Yargıtay Cumhuriyet Başsavcısı tarafından Adalet ve Kalkınma Partisinin kapatılması talebiyle Anayasa Mahkemesine sunulan iddianamede, kendisini yasamaya muadil ve hatta onun üstünde gören bir yüksek yargı anlayışının izlerini görmek mümkün.
İddianamede; suç ile kabahat, suç ile siyasî hata ayırımı yapılmaksızın hemen hemen her söz laikliğe aykırı kabul edilerek yer almış.
İddianame bir bütün olarak değerlendirildiğinde; AKP’nin kurulduğu gün kapatılması gerektiği yönünde bir kanaatin oluştuğu ve iddianamenin yazılmaya başlandığı hissine kapılmamak mümkün değil.
Maalesef, ülkemizde kanunların, özellikle de kritik kanunların nasıl uygulanacağı, onlarla muhatap olacakların kim olduğuna bağlı olduğu yönünde genel bir kanaat oluşmuştur.
Hukukun ne olacağı ve nasıl uygulanacağı kişilerin dünya görüşüne, meslekî statüsüne, ideolojik konumuna ve başka faktörlere bağlı olarak değişebilmektedir.
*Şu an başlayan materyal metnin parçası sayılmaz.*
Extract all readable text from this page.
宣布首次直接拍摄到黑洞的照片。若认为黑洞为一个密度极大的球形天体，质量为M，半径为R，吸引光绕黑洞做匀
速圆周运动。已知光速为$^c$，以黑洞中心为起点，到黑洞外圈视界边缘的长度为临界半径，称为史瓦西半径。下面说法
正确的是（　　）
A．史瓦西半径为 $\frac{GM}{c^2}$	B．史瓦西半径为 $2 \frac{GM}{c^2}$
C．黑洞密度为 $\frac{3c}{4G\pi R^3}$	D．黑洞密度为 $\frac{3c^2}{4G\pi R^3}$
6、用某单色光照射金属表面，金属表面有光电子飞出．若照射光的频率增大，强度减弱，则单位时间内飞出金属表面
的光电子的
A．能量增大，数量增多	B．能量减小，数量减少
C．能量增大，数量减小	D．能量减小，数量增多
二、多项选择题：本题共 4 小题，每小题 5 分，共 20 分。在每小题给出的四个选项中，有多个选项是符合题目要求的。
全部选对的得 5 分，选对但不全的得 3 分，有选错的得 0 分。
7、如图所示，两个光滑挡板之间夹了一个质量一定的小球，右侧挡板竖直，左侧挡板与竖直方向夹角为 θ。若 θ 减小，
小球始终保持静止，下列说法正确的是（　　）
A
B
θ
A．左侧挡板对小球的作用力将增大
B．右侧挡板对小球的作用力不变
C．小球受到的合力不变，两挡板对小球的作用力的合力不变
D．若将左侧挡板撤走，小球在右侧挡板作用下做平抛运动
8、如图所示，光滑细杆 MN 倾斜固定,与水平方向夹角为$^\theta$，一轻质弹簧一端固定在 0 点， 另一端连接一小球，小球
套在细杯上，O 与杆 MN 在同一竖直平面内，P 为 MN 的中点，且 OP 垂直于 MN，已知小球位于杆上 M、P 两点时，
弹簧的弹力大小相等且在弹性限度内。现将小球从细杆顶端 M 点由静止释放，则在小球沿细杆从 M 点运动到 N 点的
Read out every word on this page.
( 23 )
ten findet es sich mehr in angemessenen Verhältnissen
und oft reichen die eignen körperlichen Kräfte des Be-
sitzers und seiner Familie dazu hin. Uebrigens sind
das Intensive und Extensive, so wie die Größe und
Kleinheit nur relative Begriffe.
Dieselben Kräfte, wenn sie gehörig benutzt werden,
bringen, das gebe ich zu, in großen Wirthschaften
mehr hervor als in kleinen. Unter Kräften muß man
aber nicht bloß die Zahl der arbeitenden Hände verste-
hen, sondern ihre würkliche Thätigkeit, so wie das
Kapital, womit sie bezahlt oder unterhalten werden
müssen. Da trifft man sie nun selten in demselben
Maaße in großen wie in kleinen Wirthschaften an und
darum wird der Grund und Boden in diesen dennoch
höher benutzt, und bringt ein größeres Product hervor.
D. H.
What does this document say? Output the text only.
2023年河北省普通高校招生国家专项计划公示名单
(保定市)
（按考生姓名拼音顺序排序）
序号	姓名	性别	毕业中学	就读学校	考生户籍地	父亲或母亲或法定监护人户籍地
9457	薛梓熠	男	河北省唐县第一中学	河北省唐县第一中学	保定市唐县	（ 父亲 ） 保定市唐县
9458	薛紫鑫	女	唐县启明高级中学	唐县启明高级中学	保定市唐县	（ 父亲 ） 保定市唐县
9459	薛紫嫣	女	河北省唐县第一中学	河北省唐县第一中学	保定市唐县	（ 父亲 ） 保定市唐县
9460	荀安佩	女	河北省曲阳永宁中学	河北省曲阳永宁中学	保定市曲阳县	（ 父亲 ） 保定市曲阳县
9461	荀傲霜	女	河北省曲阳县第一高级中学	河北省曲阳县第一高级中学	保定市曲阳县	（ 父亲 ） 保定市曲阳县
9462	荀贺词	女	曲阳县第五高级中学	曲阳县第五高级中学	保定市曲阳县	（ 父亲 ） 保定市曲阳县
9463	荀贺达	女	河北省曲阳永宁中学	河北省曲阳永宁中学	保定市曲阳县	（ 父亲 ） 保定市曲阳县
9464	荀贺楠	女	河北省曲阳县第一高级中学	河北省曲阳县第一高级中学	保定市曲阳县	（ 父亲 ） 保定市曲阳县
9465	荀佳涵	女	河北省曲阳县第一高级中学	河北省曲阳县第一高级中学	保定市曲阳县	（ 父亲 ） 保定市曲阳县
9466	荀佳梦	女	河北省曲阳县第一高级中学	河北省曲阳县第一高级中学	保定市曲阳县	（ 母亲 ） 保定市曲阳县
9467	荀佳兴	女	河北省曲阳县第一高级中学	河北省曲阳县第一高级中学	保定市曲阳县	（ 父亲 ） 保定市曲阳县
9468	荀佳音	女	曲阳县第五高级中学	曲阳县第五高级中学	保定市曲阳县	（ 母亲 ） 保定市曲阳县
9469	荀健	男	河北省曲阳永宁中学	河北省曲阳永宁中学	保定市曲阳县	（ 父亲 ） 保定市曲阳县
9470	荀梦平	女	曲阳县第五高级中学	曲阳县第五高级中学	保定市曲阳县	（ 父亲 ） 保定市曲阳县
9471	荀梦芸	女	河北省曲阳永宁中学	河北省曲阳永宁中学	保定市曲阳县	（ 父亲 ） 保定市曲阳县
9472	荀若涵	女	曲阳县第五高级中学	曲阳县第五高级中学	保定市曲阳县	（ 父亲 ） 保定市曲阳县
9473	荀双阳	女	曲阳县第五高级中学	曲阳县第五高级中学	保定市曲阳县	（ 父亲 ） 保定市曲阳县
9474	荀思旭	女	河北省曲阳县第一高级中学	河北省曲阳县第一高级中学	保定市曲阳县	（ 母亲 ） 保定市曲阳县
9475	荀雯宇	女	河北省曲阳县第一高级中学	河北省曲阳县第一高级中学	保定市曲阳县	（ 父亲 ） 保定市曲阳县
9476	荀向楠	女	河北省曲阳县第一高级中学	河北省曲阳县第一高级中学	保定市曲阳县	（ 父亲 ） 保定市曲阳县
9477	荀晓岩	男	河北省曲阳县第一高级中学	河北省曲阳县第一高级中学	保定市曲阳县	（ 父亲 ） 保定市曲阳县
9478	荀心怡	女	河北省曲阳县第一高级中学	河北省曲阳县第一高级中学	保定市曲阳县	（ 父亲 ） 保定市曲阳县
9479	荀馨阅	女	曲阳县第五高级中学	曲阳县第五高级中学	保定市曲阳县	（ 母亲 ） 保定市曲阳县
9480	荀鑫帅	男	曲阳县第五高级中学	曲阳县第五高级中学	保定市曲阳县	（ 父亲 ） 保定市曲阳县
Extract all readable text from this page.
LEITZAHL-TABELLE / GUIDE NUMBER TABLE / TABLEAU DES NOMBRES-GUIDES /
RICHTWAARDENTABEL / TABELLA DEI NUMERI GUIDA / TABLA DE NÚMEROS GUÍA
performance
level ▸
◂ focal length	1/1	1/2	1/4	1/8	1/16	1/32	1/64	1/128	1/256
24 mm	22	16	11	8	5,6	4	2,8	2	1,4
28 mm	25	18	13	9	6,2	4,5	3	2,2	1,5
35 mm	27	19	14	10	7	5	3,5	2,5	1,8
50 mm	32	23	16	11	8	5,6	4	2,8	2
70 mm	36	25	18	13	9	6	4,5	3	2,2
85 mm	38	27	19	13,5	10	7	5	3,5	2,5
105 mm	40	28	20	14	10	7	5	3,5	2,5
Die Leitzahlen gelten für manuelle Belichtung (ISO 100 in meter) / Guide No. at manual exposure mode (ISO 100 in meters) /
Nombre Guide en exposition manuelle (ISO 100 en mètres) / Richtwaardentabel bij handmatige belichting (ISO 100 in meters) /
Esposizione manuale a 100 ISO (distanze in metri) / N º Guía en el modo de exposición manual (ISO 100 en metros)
Yargının görevi toplum adına ve toplumun anladığı şekilde adalet dağıtmaktır. İddianame toplumun adalet anlayışını ve hukuka olan inancını derinden sarsmıştır.
Ülkemizde yüksek yargı organlarının sorunları çözmek, adalet ilkesini gözeterek sosyal barışa katkıda bulunmak yerine, sorunları derinleştirmek gibi bir fonksiyon icra ettikleri sır değil.
Yakın bir zamanda verdiği 367 kararı ile ciddi bir prestij kaybına uğrayan Anayasa Mahkemesi’nin, AKP'nin kapatılması talebine ilişkin dâvâda vereceği kararla, yargının bir devlet fonksiyonu olmadığını, adalet mekanizmasının devletin bir aracı, aleti, hizmetkârı olmadığını göstermesini umuyoruz.
Anayasa Mahkemesinin böyle bir sonuca varması yüce mahkemenin demokratik bir laiklik anlayışı ile iddianamede yer alan suçlamaları değerlendirmesini zaruri kılmaktadır.
Bütün din, mezhep ve felsefî inanç ve düşünceler karşısında eşit mesafede duran, vatandaşların inanç veya inançsızlıkları karşısında pozitif veya negatif bir tutum takınmayan bir anlayış, sorunun çözümünde ilk adım teşkil edebilir.
Dinin vatandaşların vicdanlarında hapsedilebilecek bir değer olmadığının, dinin emir ve yasaklarının toplum hayatının her alanında görünür olmasının olağan olduğunun kabulü kaçınılmazdır.
Türkiye’nin bir parçası olmaya çalıştığı Avrupa Birliği ülkelerinde uygulanmakta olan laiklik anlayışı dışında, kendine özgü bir laiklik anlayışı ile sorunların üstesinden gelemiyecektir.